Gavin Rees has vowed to make cocky American Adrien Broner pay for his disrespect when they clash for the WBC lightweight title on Saturday.

Emerging superstar Broner has tried to wind up the Welsh challenger with his typically antagonistic attitude in the build-up to the fight in Atlantic City, New Jersey.

The Cincinnati-born champion has insulted his rival at every opportunity but deadpan Rees (37-1-1, 18KO wins) has handled the bluster admirably and kept his eyes on the prize.

"I'm going to knock this p**** out on Saturday night and I can't wait," said the massive 19/1 outsider.

"His attitude stinks. He shows fighters no respect, but he hasn't even earned the right to do that.

"What has he done? I've been in the States for five weeks now and American boxing fans don't like him. They tell me they hope I beat him and shut him up.

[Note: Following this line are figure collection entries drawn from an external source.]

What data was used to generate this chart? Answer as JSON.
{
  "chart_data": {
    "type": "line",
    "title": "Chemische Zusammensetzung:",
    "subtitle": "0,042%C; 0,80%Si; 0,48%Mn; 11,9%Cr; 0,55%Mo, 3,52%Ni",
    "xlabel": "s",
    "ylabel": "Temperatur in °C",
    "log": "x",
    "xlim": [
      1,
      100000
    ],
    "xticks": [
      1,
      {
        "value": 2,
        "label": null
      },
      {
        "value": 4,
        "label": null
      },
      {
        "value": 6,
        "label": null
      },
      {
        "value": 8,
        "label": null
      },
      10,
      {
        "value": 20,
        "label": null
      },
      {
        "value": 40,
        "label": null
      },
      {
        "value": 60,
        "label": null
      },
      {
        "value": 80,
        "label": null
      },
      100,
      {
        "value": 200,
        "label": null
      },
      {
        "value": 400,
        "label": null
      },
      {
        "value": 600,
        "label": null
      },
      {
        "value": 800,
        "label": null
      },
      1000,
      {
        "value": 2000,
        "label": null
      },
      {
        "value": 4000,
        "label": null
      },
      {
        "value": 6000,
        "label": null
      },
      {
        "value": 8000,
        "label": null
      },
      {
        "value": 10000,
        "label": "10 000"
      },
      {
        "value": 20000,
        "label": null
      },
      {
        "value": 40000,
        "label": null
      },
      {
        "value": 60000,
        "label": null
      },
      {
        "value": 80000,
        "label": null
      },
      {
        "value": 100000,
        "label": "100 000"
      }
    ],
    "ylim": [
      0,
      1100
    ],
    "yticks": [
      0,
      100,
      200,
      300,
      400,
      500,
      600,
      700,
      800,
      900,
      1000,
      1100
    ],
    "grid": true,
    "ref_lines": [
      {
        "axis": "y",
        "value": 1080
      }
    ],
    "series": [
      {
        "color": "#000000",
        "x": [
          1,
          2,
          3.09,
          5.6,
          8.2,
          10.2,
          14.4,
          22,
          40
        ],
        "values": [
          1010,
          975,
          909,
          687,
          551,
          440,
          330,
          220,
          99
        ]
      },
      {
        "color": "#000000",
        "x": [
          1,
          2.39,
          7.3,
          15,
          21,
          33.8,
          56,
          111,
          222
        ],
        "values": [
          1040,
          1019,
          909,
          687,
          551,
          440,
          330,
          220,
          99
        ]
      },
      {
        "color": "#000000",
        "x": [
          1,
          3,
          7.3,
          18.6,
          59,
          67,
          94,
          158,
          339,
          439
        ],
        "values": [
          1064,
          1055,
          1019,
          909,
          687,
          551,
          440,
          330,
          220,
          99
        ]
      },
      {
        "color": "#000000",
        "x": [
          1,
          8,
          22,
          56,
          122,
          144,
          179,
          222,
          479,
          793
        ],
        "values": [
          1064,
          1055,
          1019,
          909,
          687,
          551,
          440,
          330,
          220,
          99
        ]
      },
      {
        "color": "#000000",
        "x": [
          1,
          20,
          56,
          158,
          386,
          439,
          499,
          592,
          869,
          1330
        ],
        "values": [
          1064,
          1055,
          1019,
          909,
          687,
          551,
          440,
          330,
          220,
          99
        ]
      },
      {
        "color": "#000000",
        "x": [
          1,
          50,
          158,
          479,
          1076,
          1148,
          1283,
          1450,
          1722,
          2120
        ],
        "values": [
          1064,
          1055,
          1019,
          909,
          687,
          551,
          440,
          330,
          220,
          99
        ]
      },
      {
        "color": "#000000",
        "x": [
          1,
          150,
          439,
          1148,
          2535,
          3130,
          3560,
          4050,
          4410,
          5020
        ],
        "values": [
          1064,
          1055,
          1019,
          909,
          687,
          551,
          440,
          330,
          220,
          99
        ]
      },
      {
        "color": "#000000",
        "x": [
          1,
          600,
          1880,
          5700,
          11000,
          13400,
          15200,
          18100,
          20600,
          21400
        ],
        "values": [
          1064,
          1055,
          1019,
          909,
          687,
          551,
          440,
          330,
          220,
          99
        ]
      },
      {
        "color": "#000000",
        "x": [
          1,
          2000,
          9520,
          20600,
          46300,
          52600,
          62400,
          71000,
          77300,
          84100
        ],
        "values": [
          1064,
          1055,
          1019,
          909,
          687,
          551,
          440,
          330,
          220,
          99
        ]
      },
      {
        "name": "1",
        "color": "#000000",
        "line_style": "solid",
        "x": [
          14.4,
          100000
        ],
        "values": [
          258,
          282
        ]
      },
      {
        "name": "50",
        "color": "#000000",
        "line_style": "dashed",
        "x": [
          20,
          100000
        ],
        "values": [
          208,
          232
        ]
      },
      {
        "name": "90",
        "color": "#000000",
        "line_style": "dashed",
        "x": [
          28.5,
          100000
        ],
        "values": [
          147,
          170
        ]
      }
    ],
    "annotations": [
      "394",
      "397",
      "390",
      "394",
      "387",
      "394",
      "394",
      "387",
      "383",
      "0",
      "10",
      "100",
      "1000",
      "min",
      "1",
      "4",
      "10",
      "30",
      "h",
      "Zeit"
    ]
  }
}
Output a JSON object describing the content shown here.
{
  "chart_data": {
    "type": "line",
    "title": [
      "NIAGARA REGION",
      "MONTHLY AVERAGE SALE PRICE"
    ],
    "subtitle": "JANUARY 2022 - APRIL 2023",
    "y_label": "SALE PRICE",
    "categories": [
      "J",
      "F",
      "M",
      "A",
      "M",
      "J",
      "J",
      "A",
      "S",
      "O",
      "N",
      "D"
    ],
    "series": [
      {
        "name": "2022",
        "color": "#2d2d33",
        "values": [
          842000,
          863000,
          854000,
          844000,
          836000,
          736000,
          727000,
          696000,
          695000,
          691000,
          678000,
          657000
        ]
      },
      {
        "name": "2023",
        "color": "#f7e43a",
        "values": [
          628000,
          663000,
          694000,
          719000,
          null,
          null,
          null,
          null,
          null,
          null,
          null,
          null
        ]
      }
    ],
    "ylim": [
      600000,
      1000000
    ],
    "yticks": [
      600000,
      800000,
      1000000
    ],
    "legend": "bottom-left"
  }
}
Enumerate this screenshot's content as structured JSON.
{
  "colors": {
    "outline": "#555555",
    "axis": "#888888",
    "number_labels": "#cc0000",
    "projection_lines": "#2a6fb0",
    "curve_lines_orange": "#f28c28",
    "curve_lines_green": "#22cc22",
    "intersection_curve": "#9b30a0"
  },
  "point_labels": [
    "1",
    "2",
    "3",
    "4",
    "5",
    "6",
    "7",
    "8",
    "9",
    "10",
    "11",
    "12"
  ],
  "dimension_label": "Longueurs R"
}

"I think he acts like a fool for no reason and no-one really likes that.

"Who has he fought? I've seen his fights and half of those guys just stood in front of him letting him dictate the pace of the fight. I'm not going to let him do that."

Broner's career has exploded in recent fights, with his stoppage of Antonio DeMarco last time out particularly eye-catching.

But former WBA light-welterweight champion Rees, 32, has only ever lost one fight - to Andriy Kotelnik - and the Newport man believes he is being underestimated by the 23-year-old.

"I've never been stopped," he said. "I can take him out in the first round, but I am ready to go into deep water if I have to.

"Ether way, I have trained hard and will be ready to dictate the pace of the fight and not let him get away with a lot of what other fighters have let him do."

Broner (25-0, 21KOs) said this week: "I am not about to miss the boulder on this man's shoulders.

"He is going to be there all night or until I put him to sleep. We are going to be eating ice cream in no time."

But underneath the talk, the American knows Rees is not to be taken lightly.

"I don't underestimate him," he insisted. "If we stood face-to-face, I probably couldn't see him, but I respect him as a fighter.

"I respect every fighter because only a boxer knows what we go through once we get into that ring.

"But we don't watch tapes. I've never seen him fight before.

"He is a former champion at light-welterweight. He's coming down in weight so he is used to getting hit by strong fighters."